Run confirme la tendance avec une certaine classe, même les saturations se voulant un poil crades rentrent dans le rang, donnant à l’ensemble une impression de perfection soulignée par la qualité de la composition parce que, soit dit en passant, cette chanson est probablement l’une des meilleures jamais écrite par le groupe.
Des moments de grâce comme cela, Concrete and Gold en regorge, de The Sky Is a Neighborhood à Arrows en passant par The Line, on retrouve les Foo Fighters à leur meilleur niveau… Sauf que.
Sauf que dès l’écoute de Happy Ever After (Zero Hour), on a du mal à retenir un petit sourire. Hello ? Paul McCartney au téléphone, il voudrait savoir s’il peut récupérer les droits de Blackbird et de She Came In Through the Bathroom Window ? Dis donc ça tombe bien, il est dans la pièce à côté en train d’enregistrer les parties batterie de Sunday Rain (qui, paradoxalement, sonne Lennon en diable !) Il y a hommage et il y a plagiat, et là on est clairement dans la zone grise, même avec la bénédiction de l’ex-Beatle en chef.
De la part de Liam Gallagher, la référence aux Fab Four est moins surprenante, près de dix huit ans de carrière avec Oasis nous ayant déjà mis au parfum des goûts musicaux du petit gars de Manchester. Mais désormais privé de l’ombre à la fois oppressante et sécurisante de son grand frère Noel, songwriter de génie s’il en est, Liam Gallagher se doit de prouver qu’il n’est pas seulement l’ancienne voix de l’ex plus grand groupe du monde pendant une bonne décennie.
Pari gagné dès les premières mesures de Wall of Glass, premier extrait de l’album et single imparable qui se permet le luxe d’enterrer sans cérémonie la plupart des récents succès du frangin cité plus haut, atteignant sans le moindre doute la qualité qui fit d’Oasis le groupe phare de toute une génération. Et ce n’est que le titre d’ouverture…
En quinze titres, le taciturne mancunien réalise presque un sans faute, alternant rock sans concession (Greedy Soul, I Get By, Doesn’t Have to Be This Way), ballades aux mélodies somptueuses (When I’m In Need, Chinatown, l’incroyable Paper Crown) et brit pop millésimée (You Better Run, For What It’s Worth, Bold) sans jamais donner l’impression de suer une goutte.
Certes, l’ombre des quatre de Liverpool plane toujours avec insistance sur ce As You Were, dans les mélodies comme dans certaines des paroles, mais jamais Liam Gallagher ne tombe dans l’autoparodie ou le vulgaire copié-collé. Si ça sent les Beatles et que ça a le goût des Beatles, c’est probablement parce que l’esprit qui anime le chanteur britannique vient du même endroit, du même monde. Pas besoin de se forcer à imaginer l’odeur de la Mersey River quand on a grandi à Manchester !

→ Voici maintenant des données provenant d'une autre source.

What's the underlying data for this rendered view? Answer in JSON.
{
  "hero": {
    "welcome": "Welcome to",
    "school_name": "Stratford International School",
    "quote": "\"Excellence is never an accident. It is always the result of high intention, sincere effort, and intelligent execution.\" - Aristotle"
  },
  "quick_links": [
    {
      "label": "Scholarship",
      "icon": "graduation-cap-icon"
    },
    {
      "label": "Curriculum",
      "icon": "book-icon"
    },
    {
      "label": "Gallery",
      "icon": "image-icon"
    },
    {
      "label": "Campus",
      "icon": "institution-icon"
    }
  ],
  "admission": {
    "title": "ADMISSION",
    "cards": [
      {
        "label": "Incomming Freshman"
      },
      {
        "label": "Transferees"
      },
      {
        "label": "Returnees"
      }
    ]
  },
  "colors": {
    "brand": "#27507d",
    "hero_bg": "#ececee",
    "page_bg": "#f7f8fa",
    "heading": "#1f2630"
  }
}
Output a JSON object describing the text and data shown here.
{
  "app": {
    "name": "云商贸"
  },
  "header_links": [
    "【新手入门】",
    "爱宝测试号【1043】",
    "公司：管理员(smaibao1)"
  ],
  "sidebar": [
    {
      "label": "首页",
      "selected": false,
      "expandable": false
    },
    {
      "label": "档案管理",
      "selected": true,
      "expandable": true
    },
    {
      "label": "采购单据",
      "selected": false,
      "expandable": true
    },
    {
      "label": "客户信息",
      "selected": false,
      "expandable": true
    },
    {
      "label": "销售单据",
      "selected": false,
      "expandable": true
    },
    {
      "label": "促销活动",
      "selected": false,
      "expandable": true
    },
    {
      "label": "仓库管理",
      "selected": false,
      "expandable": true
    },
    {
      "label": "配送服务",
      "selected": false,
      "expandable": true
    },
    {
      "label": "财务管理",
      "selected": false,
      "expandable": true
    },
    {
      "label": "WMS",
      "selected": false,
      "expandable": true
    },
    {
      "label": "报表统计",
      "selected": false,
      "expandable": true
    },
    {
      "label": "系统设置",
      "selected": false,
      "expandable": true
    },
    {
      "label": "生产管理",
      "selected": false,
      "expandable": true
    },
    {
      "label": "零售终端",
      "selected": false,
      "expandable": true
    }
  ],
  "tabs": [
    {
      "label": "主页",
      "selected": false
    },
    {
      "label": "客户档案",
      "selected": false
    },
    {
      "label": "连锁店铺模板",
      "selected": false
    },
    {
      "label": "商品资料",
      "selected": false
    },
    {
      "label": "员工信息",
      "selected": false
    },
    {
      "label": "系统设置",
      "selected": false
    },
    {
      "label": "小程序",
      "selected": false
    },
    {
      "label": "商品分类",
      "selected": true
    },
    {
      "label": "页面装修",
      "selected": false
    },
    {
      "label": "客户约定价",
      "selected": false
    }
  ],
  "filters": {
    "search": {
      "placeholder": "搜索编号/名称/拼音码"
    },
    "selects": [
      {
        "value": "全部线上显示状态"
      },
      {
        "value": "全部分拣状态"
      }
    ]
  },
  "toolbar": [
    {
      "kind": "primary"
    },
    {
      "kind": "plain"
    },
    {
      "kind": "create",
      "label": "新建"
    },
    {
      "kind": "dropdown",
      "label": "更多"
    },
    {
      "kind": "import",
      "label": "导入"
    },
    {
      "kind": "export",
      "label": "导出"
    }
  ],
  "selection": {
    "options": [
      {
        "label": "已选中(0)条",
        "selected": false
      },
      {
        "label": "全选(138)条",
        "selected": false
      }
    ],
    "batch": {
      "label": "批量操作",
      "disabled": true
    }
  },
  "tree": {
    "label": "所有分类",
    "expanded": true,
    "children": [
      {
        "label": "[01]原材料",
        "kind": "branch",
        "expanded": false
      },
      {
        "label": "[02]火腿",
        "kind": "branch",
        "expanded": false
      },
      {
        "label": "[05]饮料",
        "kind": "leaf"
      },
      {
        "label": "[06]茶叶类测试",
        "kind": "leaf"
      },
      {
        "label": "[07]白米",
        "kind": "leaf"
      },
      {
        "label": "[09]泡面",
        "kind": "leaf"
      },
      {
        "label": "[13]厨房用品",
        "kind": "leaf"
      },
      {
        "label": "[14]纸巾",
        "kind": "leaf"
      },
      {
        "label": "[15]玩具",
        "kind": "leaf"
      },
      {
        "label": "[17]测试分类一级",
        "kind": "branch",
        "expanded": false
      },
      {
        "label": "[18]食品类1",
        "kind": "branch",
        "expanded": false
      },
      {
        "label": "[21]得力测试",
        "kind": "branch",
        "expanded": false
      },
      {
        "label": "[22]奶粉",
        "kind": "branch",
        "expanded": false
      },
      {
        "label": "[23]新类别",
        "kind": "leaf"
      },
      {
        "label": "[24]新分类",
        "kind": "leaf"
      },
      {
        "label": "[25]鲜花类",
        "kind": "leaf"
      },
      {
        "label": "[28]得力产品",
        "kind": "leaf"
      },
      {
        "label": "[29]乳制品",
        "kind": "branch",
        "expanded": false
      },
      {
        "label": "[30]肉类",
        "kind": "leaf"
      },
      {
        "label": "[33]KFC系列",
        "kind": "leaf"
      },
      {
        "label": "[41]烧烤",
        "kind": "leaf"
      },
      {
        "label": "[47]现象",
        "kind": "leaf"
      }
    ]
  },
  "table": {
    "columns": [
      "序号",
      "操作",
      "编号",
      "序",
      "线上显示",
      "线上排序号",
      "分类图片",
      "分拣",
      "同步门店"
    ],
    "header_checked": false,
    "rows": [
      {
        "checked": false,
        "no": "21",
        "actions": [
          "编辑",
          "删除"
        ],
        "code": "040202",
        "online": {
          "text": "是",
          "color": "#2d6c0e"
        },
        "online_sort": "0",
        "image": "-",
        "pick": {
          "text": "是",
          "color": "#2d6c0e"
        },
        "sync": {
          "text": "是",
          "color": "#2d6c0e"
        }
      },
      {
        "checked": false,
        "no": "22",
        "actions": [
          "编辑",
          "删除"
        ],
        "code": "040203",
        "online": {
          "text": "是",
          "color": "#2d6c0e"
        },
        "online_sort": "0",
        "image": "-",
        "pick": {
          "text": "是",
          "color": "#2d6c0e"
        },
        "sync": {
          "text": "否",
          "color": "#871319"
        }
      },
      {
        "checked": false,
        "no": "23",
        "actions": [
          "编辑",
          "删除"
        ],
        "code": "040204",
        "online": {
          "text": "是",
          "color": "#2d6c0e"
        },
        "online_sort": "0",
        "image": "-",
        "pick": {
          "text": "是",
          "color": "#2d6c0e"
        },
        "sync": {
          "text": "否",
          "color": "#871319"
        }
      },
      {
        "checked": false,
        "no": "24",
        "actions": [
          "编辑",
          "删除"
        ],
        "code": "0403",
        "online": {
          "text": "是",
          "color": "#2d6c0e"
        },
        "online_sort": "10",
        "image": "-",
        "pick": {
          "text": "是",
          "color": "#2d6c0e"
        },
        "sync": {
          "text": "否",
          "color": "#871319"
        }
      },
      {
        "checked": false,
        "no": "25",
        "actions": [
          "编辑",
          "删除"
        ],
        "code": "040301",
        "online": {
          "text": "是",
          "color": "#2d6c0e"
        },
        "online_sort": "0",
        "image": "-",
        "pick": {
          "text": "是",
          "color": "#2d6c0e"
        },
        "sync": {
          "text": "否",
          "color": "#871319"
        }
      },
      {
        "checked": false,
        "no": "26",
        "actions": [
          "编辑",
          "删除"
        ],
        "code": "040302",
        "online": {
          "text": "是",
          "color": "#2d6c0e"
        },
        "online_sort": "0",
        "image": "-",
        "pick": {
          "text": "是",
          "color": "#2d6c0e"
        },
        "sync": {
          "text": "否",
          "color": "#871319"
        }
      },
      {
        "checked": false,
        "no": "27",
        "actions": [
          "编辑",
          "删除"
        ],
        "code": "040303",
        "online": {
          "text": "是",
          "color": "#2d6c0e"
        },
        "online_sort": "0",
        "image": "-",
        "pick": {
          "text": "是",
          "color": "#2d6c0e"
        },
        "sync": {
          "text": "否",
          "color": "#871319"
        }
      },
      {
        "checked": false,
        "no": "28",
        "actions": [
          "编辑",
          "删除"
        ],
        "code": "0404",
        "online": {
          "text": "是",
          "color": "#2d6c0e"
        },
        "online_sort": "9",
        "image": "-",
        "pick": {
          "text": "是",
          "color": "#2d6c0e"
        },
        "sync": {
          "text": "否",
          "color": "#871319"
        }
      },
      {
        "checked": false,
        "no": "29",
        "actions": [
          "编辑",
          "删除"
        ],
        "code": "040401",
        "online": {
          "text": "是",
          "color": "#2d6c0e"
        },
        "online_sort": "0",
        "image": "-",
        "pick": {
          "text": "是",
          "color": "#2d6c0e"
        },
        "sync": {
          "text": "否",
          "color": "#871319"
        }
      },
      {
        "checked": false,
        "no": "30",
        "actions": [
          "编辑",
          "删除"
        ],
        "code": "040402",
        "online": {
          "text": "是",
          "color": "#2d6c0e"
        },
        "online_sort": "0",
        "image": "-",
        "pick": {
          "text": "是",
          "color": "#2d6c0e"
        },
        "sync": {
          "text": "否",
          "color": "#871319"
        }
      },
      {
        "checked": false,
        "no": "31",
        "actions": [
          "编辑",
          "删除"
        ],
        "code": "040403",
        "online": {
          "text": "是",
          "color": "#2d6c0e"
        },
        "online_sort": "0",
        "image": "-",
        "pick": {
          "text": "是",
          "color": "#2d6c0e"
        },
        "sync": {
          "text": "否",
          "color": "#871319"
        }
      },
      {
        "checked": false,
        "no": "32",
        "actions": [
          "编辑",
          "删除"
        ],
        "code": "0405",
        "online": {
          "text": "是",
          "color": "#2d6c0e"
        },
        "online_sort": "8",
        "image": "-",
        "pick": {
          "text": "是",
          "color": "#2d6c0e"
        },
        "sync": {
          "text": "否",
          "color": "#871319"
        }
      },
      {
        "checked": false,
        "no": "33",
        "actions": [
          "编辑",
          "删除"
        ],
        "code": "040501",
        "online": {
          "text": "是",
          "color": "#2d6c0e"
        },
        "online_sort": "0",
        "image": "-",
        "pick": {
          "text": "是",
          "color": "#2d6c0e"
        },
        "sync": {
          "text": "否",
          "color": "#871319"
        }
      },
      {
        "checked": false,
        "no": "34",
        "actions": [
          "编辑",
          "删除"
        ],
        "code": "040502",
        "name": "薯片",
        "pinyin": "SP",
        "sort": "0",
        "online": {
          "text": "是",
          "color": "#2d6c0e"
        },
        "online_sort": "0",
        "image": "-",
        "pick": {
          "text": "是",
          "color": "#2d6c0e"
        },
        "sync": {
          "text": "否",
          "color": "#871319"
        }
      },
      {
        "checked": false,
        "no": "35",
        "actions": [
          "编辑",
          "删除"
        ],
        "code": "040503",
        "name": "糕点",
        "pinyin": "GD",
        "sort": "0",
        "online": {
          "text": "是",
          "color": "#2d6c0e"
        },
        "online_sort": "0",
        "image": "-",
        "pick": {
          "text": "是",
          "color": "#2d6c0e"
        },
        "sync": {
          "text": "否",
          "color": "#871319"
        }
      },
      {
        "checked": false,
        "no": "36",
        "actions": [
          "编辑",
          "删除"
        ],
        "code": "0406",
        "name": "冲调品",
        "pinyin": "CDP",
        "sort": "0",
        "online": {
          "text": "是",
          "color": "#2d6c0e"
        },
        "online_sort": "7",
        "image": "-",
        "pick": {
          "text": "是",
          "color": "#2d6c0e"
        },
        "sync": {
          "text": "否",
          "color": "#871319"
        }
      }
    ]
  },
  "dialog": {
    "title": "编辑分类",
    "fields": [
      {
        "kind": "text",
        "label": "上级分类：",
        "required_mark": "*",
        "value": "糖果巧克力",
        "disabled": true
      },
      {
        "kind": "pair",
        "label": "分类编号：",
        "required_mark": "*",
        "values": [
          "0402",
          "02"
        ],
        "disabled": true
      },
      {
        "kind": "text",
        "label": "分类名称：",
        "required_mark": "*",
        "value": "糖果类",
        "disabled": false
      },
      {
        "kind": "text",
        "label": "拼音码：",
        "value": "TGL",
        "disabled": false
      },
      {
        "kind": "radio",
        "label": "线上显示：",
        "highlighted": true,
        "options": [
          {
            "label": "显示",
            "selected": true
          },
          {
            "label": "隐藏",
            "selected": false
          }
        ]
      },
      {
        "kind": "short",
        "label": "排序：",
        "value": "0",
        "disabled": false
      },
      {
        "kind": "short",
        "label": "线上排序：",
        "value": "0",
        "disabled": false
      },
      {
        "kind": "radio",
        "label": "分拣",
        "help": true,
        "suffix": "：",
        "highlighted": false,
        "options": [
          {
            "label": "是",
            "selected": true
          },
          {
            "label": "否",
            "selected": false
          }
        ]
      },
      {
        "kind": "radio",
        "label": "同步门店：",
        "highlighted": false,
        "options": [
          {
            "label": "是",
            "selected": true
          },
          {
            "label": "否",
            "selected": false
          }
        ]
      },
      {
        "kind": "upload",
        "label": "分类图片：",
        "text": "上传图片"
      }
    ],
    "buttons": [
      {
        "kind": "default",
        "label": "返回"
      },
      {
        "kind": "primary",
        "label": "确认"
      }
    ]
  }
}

Et c’est bien là la grande différence entre le nouvel album des Foo Fighters et celui de Liam Gallagher. S’ils sont chacun très réussi, celui du Britannique se déguste comme une bonne cask ale au cœur d’un pub bondé alors que celui des Américains se rapproche plus d’une bière sans alcool avalée sans passion à la terrasse d’un resort confortable avec vue sur l’océan pacifique.
En voulant enregistrer « leur » Sgt.Pepper, les Foo Fighters signent un album techniquement parfait mais trop lisse, sans aspérité, aux ambitions dénuées de la moindre prise de risque, un peu comme ces albums des Red Hot Chili Peppers que l’on écoute par hasard en soirée en se demandant « tiens, c’est lequel déjà ? » tant ils se ressemblent tous. À l’opposé, As You Were nous délivre un tout autre message… Brut, sans fioriture, l’album de Liam Gallagher transpire la sincérité et porte comme un étendard l’esprit d’un rock anglais populaire au sens premier du terme.
Au final, ces deux albums il te faudra écouter jeune padawan, mais si tu es un tant soit peu comme l’auteur de ces lignes, c’est celui de Liam Gallagher qui tournera le plus souvent sur ta platine au bout d’un certain temps ! God Save The Queen !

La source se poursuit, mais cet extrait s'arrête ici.